Great stuff Ken is doing. Like the conscientisation work of Biko in apartheid South Africa and others elsewhere.
Thank you to both Rich Sir and Kenneth Sir
Sneha
India (Mumbai).
Thank you very much for the excellent and accessible presentation. As a white female professional who prides herself on being "real" with my clients, I was particularly humbled by your suggestion of acknowledging whiteness i.e. in relation to the Walmart story - suggesting that acknowledging that if I were to see Jamar in Walmart maybe I would discover myself watching my back. Thanks again.
Barb Sherman, MA, LMFT
It's a very difficult area of therapy that you talk about where in most areas I suspect is undertaken by some of the least experienced but well meaning therapists. I think you gave very clear simple guidelines that can be readily followed by all therapists that want to work in this area. The point you bring up near the end of including other family members no matter how uninvolved they seem is also very important and critical to the ongoing care of the young person.

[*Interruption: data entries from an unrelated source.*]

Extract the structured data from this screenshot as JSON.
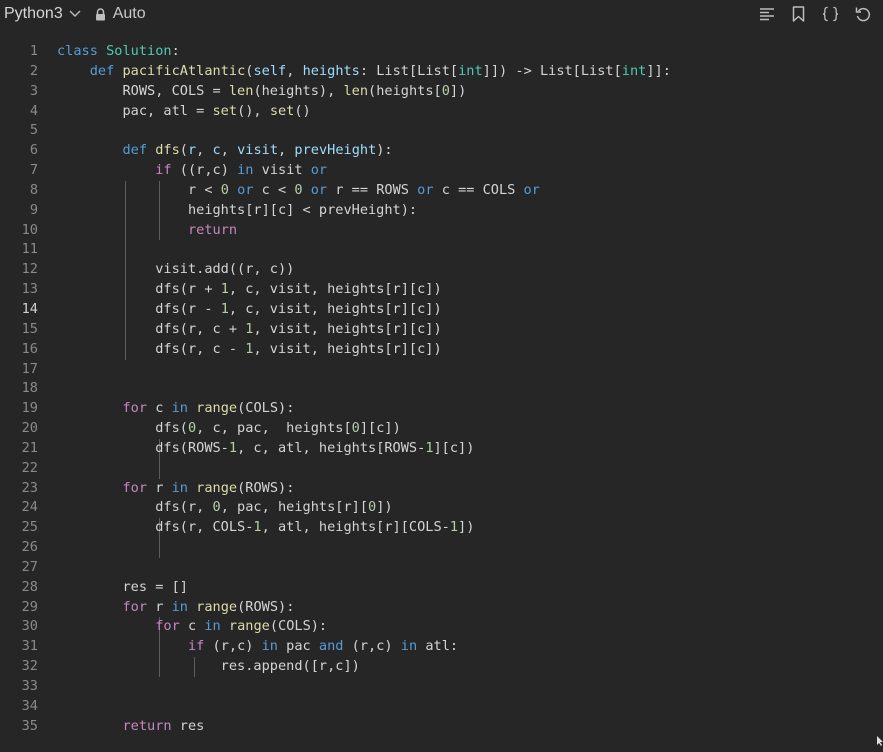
{
  "toolbar": {
    "language": "Python3",
    "mode": "Auto",
    "icons": [
      "list-icon",
      "bookmark-icon",
      "braces-icon",
      "undo-icon"
    ]
  },
  "editor": {
    "current_line": 14,
    "lines": [
      {
        "n": "1",
        "code": "class Solution:"
      },
      {
        "n": "2",
        "code": "    def pacificAtlantic(self, heights: List[List[int]]) -> List[List[int]]:"
      },
      {
        "n": "3",
        "code": "        ROWS, COLS = len(heights), len(heights[0])"
      },
      {
        "n": "4",
        "code": "        pac, atl = set(), set()"
      },
      {
        "n": "5",
        "code": ""
      },
      {
        "n": "6",
        "code": "        def dfs(r, c, visit, prevHeight):"
      },
      {
        "n": "7",
        "code": "            if ((r,c) in visit or"
      },
      {
        "n": "8",
        "code": "                r < 0 or c < 0 or r == ROWS or c == COLS or"
      },
      {
        "n": "9",
        "code": "                heights[r][c] < prevHeight):"
      },
      {
        "n": "10",
        "code": "                return"
      },
      {
        "n": "11",
        "code": ""
      },
      {
        "n": "12",
        "code": "            visit.add((r, c))"
      },
      {
        "n": "13",
        "code": "            dfs(r + 1, c, visit, heights[r][c])"
      },
      {
        "n": "14",
        "code": "            dfs(r - 1, c, visit, heights[r][c])"
      },
      {
        "n": "15",
        "code": "            dfs(r, c + 1, visit, heights[r][c])"
      },
      {
        "n": "16",
        "code": "            dfs(r, c - 1, visit, heights[r][c])"
      },
      {
        "n": "17",
        "code": ""
      },
      {
        "n": "18",
        "code": ""
      },
      {
        "n": "19",
        "code": "        for c in range(COLS):"
      },
      {
        "n": "20",
        "code": "            dfs(0, c, pac,  heights[0][c])"
      },
      {
        "n": "21",
        "code": "            dfs(ROWS-1, c, atl, heights[ROWS-1][c])"
      },
      {
        "n": "22",
        "code": ""
      },
      {
        "n": "23",
        "code": "        for r in range(ROWS):"
      },
      {
        "n": "24",
        "code": "            dfs(r, 0, pac, heights[r][0])"
      },
      {
        "n": "25",
        "code": "            dfs(r, COLS-1, atl, heights[r][COLS-1])"
      },
      {
        "n": "26",
        "code": ""
      },
      {
        "n": "27",
        "code": ""
      },
      {
        "n": "28",
        "code": "        res = []"
      },
      {
        "n": "29",
        "code": "        for r in range(ROWS):"
      },
      {
        "n": "30",
        "code": "            for c in range(COLS):"
      },
      {
        "n": "31",
        "code": "                if (r,c) in pac and (r,c) in atl:"
      },
      {
        "n": "32",
        "code": "                    res.append([r,c])"
      },
      {
        "n": "33",
        "code": ""
      },
      {
        "n": "34",
        "code": ""
      },
      {
        "n": "35",
        "code": "        return res"
      }
    ]
  }
}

Thank you again both for one of the most sensitive presentations I have seen on networker.
Graham Hocking Australia
Joy Lang, MSW, RSW
Waterloo, ON Canada
Thanks to Rich for again moderating an excellent discussion.
Thanks Eva ( Sweden)
This class was helpful for me on both a personal and a professional level and I do have some questions for you. First I will give you my background as a platform to understand my questions. I am a white female counselor in private practice in a southern suburb of Chicago with 80% of my clients are black. I work with a lot of foster children, but also with adults and find I am getting adults in my practice that have been traumatized by growing in the violent gettos of Chicago - where the rate of violence is growing dramatically in recent years. I was a treatment foster mother for 10 years and have two black sons. I had one 19 hispanic son, Johnathan, who was violently murdered 7 years ago by a black/hispanic mix 21 year old man. Johnathan was stabbed 38 times and his stomach was cut open in his apartment in Chicago. He had been dealing marijuana to his college friends and the building matenance man and his nephew, Casmier, came to buy some marijuana and the Casmier was said to murder Johnathan in order to rob him. I have always thought there was more to this story than robbery or the dealing of marijuana. Others have talked about the Casmier being threatened by Johnthan since is was smart, musical, friendly, etc. Your talk about feeling disrespected and the trauma of poverty and race that is underneath this feeling hit home for a reason. I have the need to make sense of the Casmier's behavior and to do something to make an impact. I have read Perry's book: The Boy That Was Raised As A Dog, and out of all the reading I have done, the impact of family trauma has made the most sense. I have started a foundation to teach at risk kids stringed instruments to impact the violence. In therapy I do self disclose in a similar manner that you do and find that it makes a huge difference. What readings or understanding can you give me to help me process this experience?